Every muscle and bone cried out with renewed pulses of torture, and black edges crept into her vision. She wouldn’t survive. The blinding pain was unbearable. It was crippling. Death had finally come for her. Another rocket-hot shard sliced her in half, and the screams poured out of her.

She continued to hear Mark in her mind, comforting and tender with every breath, encouraging her the way only he could. The blazing hand she’d felt began anew, pummeling on organs and bones. She felt herself beginning to lose the fight, at the end of her endurance.

Hang on, Angie! Open to the spirit!”

Steady hands touched her, reminding her she was human and she was the one in control. It was the only feeling that separated her from the bone-splitting torment. Ultimately, she couldn’t deny the timeless plea.

She released a gasp for life and plunged forward into the unknown. The sensation beneath her palms immediately changed. The drag of claws felt awkward, the tension of her touch different as skin and bone realigned.

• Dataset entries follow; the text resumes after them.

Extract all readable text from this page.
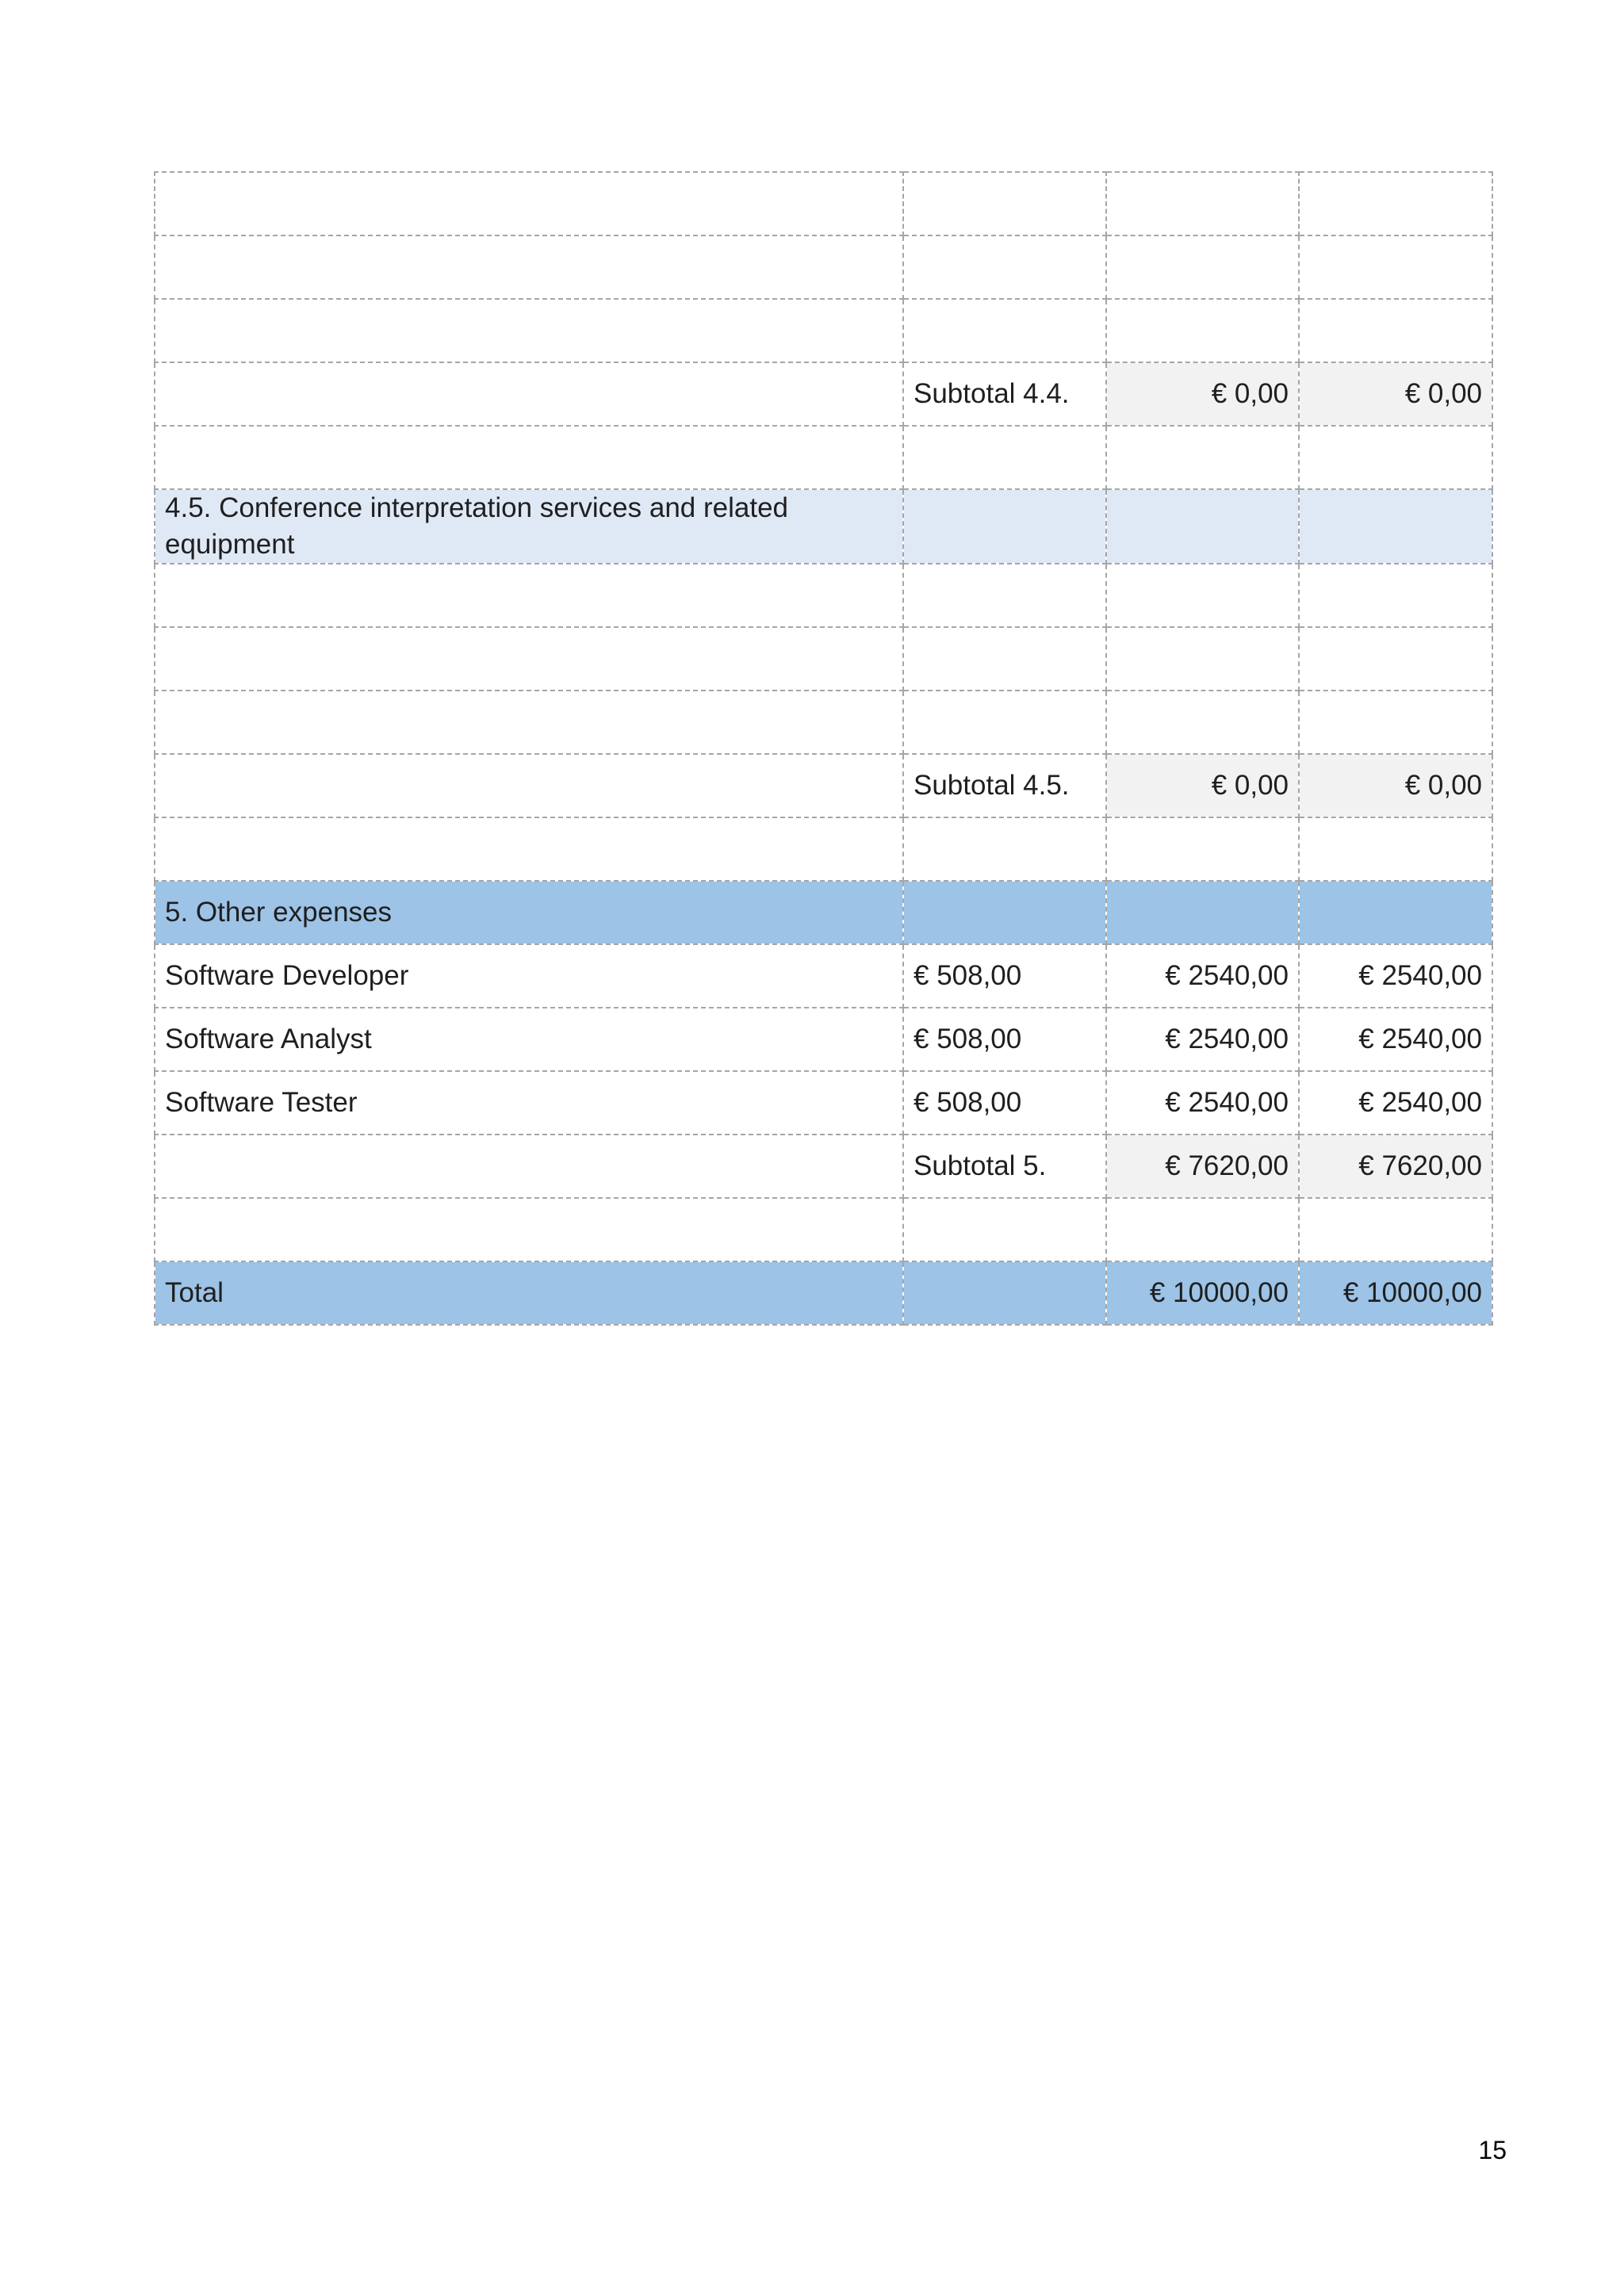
	Subtotal 4.4.	€ 0,00	€ 0,00

4.5. Conference interpretation services and related equipment			

	Subtotal 4.5.	€ 0,00	€ 0,00

5. Other expenses			
Software Developer	€ 508,00	€ 2540,00	€ 2540,00
Software Analyst	€ 508,00	€ 2540,00	€ 2540,00
Software Tester	€ 508,00	€ 2540,00	€ 2540,00
	Subtotal 5.	€ 7620,00	€ 7620,00

Total		€ 10000,00	€ 10000,00
15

Sensations bombarded her from every angle and direction. Scents, sounds. Everything she touched caused her to moan in renewed, exhausted agony. Her skin felt as though it had been heavily burned, prickled and dry, then raked with sharp tines over and over until it split in a burst from toe to finger.

The ache in her jaw amplified, and any movement of her mouth or tongue brought up another unavoidable whimper.

Bones popped and ground, the sound echoing inside her own head a thousand times, snapping like dry twigs. It happened so fast, yet the agony of it all made it feel as though it took an eternity. She wasn’t sure she was still alive even after it was finally over.

Blackness enveloped her senses, and she collapsed completely to the ground. Whispered words were the only reassurance that she had survived the merging.

The last murmurs disappeared in a deep silence as she simply let go and let the clan claim her. She had taken on the spirit of the wolf brother and accepted her place in the tribe. What was left could wait.